Nathan Delvaux, Ph.D. candidate, Department of Pharmaceutical Sciences and Experimental Therapeutics, Division of Medicinal and Natural Products Chemistry, College of Pharmacy, University of Iowa, Iowa City, IA

“Overcoming the Cell Membrane Barrier in Non-Viral Gene Delivery with Modular Pore-Forming Peptide Conjugates”

Although significant advancements in the field of non-viral gene therapy have been made towards the design of polymers that can effectively stabilize DNA in biological systems, bypassing the cell membrane remains a challenge for many vectors. Active targeting of DNA nanoparticles with ligands directed towards specific endocytic cell surface receptors can be an effective approach to this obstacle; however, receptor-mediated uptake faces its own set of problems. Receptor endocytosis is saturable, limiting the maximal rate of migration across the cell membrane, as well as generally dependent on nanoparticle size and surface charge, potentially requiring optimization of the nanoparticle for each receptor.
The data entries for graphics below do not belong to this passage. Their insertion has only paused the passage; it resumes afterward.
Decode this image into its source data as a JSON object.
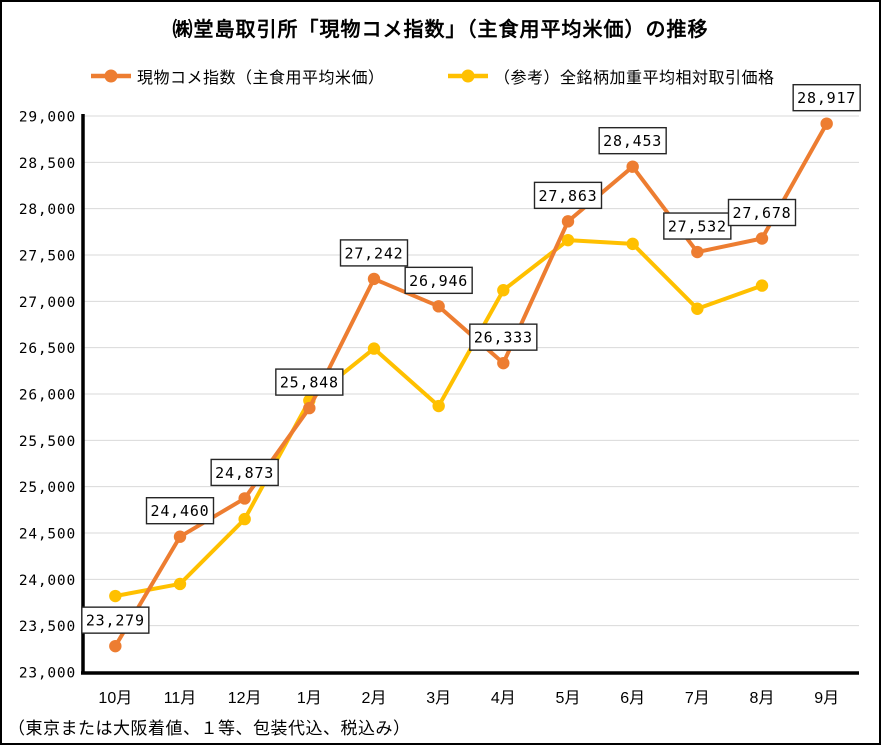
{
  "title": "㈱堂島取引所「現物コメ指数」（主食用平均米価）の推移",
  "legend": [
    {
      "label": "現物コメ指数（主食用平均米価）",
      "color": "#ED7D31"
    },
    {
      "label": "（参考）全銘柄加重平均相対取引価格",
      "color": "#FFC000"
    }
  ],
  "footnote": "（東京または大阪着値、１等、包装代込、税込み）",
  "chart_data": {
    "type": "line",
    "categories": [
      "10月",
      "11月",
      "12月",
      "1月",
      "2月",
      "3月",
      "4月",
      "5月",
      "6月",
      "7月",
      "8月",
      "9月"
    ],
    "series": [
      {
        "name": "現物コメ指数（主食用平均米価）",
        "color": "#ED7D31",
        "values": [
          23279,
          24460,
          24873,
          25848,
          27242,
          26946,
          26333,
          27863,
          28453,
          27532,
          27678,
          28917
        ],
        "data_labels": [
          "23,279",
          "24,460",
          "24,873",
          "25,848",
          "27,242",
          "26,946",
          "26,333",
          "27,863",
          "28,453",
          "27,532",
          "27,678",
          "28,917"
        ]
      },
      {
        "name": "（参考）全銘柄加重平均相対取引価格",
        "color": "#FFC000",
        "values": [
          23820,
          23950,
          24650,
          25930,
          26490,
          25870,
          27120,
          27660,
          27620,
          26920,
          27170
        ],
        "data_labels": []
      }
    ],
    "ylim": [
      23000,
      29000
    ],
    "ytick_step": 500,
    "ytick_labels": [
      "23,000",
      "23,500",
      "24,000",
      "24,500",
      "25,000",
      "25,500",
      "26,000",
      "26,500",
      "27,000",
      "27,500",
      "28,000",
      "28,500",
      "29,000"
    ],
    "grid": "horizontal",
    "gridline_color": "#D9D9D9",
    "axis_color": "#000000",
    "label_box": {
      "fill": "#FFFFFF",
      "border": "#262626"
    },
    "legend_position": "top"
  }
}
As non-specific cell entry alternatives, cell-penetrating peptides have found use in non-viral gene delivery. Melittin is a peptide derived from bee venom that forms pores in lipid bilayers. Several melittin analogues have been designed with increased pore-forming potency and decreased overall charge, facilitating control over nanoparticle surface charge. To capitalize on the pore-forming characteristics of these analogues, we conjugated them to a polyacridine DNA binding peptide with a variety of bioconjugate linkers to form DNA nanoparticles with inherent cell-penetrating properties. These conjugates were tested in vitro for the ability to transfect HepG2 and primary mouse hepatocytes using luciferase expression as a readout. Direct conjugation of the melittin analogues to the polyacridine peptide resulted in luciferase expression almost equivalent to polyethylenimine, the gold standard for in vitro gene transfection. Thus, these pore-forming peptides can be used to facilitate cell entry and transfection, and further work is being conducted on translating the systems to in vivo models.